I’m trying to utilize SVI with the AutoDelta guide. I run the optimization for a certain number of steps, and save the final parameters to a dictionary and check if the parameters have converged to my liking. If not, when I re-run the optimization (with a reduced learning rate), and pass in the last saved parameters as initial parameters for this new optimization stage, the init_loss printed out is the exact same as the init_loss printed out during the first optimization. This suggests to me that maybe the init_params are not being utilized when passed in to svi.run() as the init_loss should in principle be equivalent to the final loss from the first optimization (unless i’m misunderstanding). Any help would be appreciated.
not sure i follow but do you use pyro.clear_param_store()
?
Thanks for the reply. I’m happy to clarify if there’s things that I have not articulated well, but the gist of it is that it seems when I use svi.run() with the init_params argument set equal to the optimized parameters from a previous run, these parameters are seemingly not utilized. From my understanding, these parameters should be passed in as a dictionary with keys equal to the parameter name, and values equal to the desired initialization values. I’m using the numpyro implementation for this
In my code it is something like this:
guide = AutoDelta(model_fn, prefix="")
svi = SVI(model_fn, guide, optim=adam(.000003), loss=Trace_ELBO(num_particles=10),
)
result = svi.run(jax.random.PRNGKey(0), num_steps = num_steps,progress_bar = True)

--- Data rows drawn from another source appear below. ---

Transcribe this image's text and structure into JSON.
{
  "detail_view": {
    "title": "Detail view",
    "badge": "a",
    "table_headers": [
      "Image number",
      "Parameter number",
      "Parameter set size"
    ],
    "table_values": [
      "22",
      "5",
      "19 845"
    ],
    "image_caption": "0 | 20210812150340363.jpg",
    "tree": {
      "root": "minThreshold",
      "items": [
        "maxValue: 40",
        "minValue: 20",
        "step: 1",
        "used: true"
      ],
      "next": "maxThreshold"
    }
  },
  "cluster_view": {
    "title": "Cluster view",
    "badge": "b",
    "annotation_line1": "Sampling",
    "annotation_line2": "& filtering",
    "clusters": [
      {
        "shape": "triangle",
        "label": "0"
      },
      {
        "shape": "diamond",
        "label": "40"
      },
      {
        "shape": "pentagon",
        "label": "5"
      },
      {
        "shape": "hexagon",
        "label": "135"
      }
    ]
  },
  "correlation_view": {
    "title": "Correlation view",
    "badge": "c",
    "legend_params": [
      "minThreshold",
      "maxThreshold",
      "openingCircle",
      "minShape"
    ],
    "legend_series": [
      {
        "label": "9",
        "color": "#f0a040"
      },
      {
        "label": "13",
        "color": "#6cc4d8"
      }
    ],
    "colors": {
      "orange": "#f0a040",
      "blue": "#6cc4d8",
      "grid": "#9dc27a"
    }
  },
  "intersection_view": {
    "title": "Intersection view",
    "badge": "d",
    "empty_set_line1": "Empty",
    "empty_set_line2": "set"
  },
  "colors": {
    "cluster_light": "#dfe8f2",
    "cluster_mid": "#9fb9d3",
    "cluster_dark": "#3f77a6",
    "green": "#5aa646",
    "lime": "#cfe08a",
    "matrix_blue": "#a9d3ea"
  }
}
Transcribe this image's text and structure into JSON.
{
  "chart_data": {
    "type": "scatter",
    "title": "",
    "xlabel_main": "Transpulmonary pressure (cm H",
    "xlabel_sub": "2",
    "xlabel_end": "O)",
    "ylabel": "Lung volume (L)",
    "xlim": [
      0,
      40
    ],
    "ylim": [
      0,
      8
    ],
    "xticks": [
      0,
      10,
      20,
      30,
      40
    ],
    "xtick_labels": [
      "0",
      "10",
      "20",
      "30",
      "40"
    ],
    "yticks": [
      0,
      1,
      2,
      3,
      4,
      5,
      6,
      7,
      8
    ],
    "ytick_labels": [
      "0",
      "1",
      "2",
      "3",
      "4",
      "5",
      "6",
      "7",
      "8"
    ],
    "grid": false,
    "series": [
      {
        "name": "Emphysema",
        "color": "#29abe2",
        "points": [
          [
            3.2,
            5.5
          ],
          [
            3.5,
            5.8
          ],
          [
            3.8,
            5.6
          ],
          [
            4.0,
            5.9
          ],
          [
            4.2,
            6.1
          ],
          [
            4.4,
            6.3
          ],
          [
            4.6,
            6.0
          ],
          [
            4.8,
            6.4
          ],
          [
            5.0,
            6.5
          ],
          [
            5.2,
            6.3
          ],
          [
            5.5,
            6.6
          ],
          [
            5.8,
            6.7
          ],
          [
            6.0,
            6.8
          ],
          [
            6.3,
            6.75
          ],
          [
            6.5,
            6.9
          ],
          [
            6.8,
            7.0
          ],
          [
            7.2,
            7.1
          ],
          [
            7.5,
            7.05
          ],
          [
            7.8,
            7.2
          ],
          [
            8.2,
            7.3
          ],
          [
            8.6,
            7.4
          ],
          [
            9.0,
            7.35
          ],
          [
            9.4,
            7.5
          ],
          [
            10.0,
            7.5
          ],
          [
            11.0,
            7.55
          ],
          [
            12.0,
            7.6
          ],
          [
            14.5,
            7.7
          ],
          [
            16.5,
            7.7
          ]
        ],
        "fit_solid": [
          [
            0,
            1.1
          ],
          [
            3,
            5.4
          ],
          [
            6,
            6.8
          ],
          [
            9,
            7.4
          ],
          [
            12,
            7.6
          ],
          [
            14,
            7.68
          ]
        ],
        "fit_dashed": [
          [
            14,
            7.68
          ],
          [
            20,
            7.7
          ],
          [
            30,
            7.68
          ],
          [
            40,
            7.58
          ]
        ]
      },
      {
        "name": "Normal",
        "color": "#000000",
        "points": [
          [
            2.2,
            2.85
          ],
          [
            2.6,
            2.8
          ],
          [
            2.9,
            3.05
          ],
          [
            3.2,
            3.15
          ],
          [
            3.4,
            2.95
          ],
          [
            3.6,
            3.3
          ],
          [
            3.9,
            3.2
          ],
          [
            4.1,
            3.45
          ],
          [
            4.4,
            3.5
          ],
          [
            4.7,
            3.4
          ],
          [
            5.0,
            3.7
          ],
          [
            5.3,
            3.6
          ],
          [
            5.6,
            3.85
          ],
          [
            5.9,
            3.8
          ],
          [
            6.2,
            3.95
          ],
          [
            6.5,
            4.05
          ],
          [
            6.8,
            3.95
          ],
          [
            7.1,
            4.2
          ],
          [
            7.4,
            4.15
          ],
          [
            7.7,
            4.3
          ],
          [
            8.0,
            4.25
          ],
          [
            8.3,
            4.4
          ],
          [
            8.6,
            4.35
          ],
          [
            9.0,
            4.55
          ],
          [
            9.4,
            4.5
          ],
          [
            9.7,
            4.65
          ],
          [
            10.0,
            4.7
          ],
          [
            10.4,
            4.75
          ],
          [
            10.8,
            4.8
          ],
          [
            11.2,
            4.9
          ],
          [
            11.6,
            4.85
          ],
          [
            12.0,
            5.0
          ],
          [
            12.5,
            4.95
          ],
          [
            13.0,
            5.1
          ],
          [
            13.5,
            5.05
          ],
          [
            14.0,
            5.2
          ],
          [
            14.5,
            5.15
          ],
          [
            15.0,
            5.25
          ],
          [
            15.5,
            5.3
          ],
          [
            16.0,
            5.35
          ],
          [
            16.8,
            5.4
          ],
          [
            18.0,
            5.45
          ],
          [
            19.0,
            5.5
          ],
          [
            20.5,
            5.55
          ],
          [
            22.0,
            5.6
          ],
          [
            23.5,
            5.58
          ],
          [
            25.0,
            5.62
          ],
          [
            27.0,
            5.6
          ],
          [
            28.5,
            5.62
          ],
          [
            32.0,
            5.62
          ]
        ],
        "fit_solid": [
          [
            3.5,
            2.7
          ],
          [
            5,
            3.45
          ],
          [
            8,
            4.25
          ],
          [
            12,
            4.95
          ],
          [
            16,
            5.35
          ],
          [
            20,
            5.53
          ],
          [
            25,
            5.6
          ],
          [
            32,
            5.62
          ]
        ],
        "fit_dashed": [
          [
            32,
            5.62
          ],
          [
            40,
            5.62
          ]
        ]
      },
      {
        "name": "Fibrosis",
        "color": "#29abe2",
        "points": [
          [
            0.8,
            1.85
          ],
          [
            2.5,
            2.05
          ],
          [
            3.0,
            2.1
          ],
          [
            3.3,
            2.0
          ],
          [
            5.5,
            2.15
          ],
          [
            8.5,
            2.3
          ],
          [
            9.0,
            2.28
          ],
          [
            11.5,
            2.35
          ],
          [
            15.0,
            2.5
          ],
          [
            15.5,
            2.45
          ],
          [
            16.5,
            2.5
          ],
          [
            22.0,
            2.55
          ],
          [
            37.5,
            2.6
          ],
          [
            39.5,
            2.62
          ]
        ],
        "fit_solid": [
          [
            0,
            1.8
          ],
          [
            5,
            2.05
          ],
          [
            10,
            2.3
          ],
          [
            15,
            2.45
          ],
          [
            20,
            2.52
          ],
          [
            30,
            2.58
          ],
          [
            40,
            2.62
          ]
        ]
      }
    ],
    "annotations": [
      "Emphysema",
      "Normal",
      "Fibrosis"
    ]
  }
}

fitted_params = result.params
svi2 = SVI(model_fn, guide, optim=adam(.00000003), loss=Trace_ELBO(num_particles=10),
)
result2 = svi2.run(jax.random.PRNGKey(0), num_steps = num_steps, progress_bar = True, init_params= {{key.replace("__loc",""): fitted_params[key] for key in fitted_params}})
The issue is that in svi2.run(), the progress bar shows the same initial loss as svi.run(). My confusion comes from the fact that since I’m initializing svi2.run() with parameters recovered from the first svi.run(), the initial loss should be different (and equal to the final loss achieved by the initialization parameters). It almost seems as if the two runs are independent, and they are being initialized to the same starting parameters, despite init_params being passed to svi2.run()
are you sure this dictionary manipulation is correct? what if you do init_params=fitted_params
?
Ah I see, yes. I removed the suffix because I thought the names had to match the param names given in the model_fn. Not doing this fixes the issue. Thanks!